Background: The apolipoprotein E-epsilon4 (APOE-epsilon4) allele is a powerful genetic risk factor for the development of Alzheimer's disease (AD). AD patients who are APOE-epsilon4 homozygotes have an earlier age at onset, increased amyloid burden, and decreased acetylcholine levels--findings that suggest differences in disease severity or rate of progression. Studies of genotype differences in rate of decline, however, have produced negative results that may be due to methodologic biases. The current study examined rate of decline in the largest sample of APOE-genotyped AD patients for whom longitudinal cognitive data have been reported.

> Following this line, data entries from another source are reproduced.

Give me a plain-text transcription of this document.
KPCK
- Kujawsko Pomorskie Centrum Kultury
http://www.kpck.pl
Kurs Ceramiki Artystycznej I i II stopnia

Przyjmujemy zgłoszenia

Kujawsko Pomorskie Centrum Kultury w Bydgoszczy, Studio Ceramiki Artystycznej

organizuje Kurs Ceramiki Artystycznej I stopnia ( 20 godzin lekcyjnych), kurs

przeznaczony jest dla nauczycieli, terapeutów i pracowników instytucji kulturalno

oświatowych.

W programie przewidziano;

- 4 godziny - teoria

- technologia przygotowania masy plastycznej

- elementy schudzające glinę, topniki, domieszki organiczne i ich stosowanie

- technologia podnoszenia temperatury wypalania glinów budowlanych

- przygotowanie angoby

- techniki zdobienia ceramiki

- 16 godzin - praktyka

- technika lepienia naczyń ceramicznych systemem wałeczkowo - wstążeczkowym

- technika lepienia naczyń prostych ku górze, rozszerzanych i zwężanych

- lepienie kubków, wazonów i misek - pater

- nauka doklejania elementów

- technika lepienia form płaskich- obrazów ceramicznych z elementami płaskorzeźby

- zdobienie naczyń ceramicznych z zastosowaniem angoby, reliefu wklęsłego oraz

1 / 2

Methods: Newly diagnosed patients with probable AD (n = 201) comprised four genotype groups: epsilon2/3 (n = 14), epsilon3/3 (n = 75), epsilon3/4 (n = 82), and epsilon4/4 (n = 30). The Dementia Rating Scale (DRS) was administered at baseline and then annually for 1 to 6 years (mean, 2.5 years). For each subject, a DRS slope was calculated reflecting annual rate of decline. Rate of decline as measured by DRS slope differed according to genotype, with the effect modified by DRS score (p < 0.014). At the mean DRS score observed in our sample (DRS = 105), the epsilon4/4 group had an increased rate of decline (11.9 points per year) relative to the epsilon2/3 (5.8 points per year; p < 0.003), epsilon3/3 (9.3 points per year; p < 0.076), and epsilon3/4 (9.6 points per year; p < 0.055) groups. At a lower DRS score (DRS = 80), even larger differences were observed among genotypes; the epsilon4/4 group had a increased rate of decline (22.2 points per year) relative to the epsilon2/3 (9.7 points per year; p < 0.0006), epsilon3/4 (15.8 points per year; p < 0.020), and epsilon3/3 (18.2 points per year; p < 0.173) groups. The epsilon2/3 group had a significantly slower rate of decline than all other groups at DRS scores of 80 or 105.
Conclusions: APOE-epsilon4 homozygosity is associated with a faster rate of cognitive decline, whereas the epsilon2 allele slows disease progression. These findings suggest that APOE plays a mechanistic role in the progression of AD, and is not simply related to disease onset.